Russia Is Infecting Ukrainian Soldiers’ Phones with Spyware, says SSU

The Security Service of Ukraine (SSU) has dismantled two Russian-sponsored bot farms allegedly designed to infect soldiers’ devices with data-stealing malware.

An unnamed woman from Korosten, “on enemy orders, massively registered virtual mobile numbers of Ukrainian operators and anonymous accounts in Telegram,” according to the announcement.

Hacking soldiers’ phones

The woman allegedly sold or leased the “accounts” through specialized Russian internet platforms, enabling Russian intelligence to use the numbers to hack into the phones of Ukrainian soldiers and deploy spyware.

“To do this, they sent phishing emails to the devices of the Defence Forces servicemen from anonymous numbers and Internet addresses registered in Ukraine,” the SSU says. “When files with malware were opened, a spyware virus was automatically downloaded to the phone, collecting confidential data. The enemy also used the anonymous bot farm accounts to spread Kremlin narratives supposedly on behalf of ordinary Ukrainian citizens.”

Spyware can be used to steal data, including location information, that can offer crucial insight in times of war.

The woman allegedly conducted the operation from her apartment and received payments in cryptocurrency. She is charged with “unauthorized interference with the operation of information and communication systems, electronic communication networks.”

Police also detained an alleged co-conspirator operating a SIM farm in the Dnipro region. The 30-year-old allegedly registered almost 15,000 fictitious accounts in various social networks and messengers. The man allegedly sold the accounts on underground web forums to Russian intelligence services.

He is charged with “encroachment on Ukraine’s territorial integrity and inviolability.”

Investigations are ongoing.

A global threat

Spyware is one of the most prolific threats targeting mobile phones today. Threat actors leverage ever-newer, unpatched vulnerabilities in target devices to deploy the potent malware with little to no input from the victim.

Adversaries use spyware to monitor the victim, record events on-screen and through the built-in mic and cameras, track the victim’s location, and pilfer sensitive data from the target device.

The US government has imposed visa restrictions on people known to be involved in the development and sale of spyware.

In April, iPhone maker Apple sent spyware alerts advising high-risk individuals in 92 countries to take the warning seriously, as threat actors were actively targeting them.

According to the Bitdefender 2024 Consumer Cybersecurity Assessment Report, few people consider themselves an actual target for cybercriminals.
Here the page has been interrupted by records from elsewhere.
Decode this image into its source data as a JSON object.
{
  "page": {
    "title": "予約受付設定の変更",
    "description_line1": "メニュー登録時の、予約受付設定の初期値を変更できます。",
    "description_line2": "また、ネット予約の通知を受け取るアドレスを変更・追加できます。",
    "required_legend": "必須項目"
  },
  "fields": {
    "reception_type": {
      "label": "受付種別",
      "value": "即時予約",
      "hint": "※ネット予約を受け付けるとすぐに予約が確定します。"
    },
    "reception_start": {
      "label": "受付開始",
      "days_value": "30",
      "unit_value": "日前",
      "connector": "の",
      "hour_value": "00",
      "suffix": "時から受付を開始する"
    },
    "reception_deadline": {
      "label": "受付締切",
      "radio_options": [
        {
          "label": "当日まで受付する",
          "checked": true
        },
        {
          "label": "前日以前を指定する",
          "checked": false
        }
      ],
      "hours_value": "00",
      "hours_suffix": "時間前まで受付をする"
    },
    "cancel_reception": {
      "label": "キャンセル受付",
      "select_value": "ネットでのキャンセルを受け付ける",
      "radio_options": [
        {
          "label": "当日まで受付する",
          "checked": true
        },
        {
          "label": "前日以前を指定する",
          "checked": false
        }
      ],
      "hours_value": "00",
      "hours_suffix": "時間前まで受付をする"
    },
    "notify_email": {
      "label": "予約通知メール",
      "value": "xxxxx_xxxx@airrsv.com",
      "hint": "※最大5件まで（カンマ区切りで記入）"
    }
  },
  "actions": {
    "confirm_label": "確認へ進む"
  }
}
While spyware attacks like these are highly targeted, it is still vital for everyone everywhere to use recommended cybersecurity practices, not least of which employ dedicated security on personal devices.

Bitdefender also strongly recommends deploying the latest software updates issued by the software/hardware vendor as soon as they’re made available. Most software updates include important security fixes. Staying up to date greatly reduces the attack surface for motivated threat actors.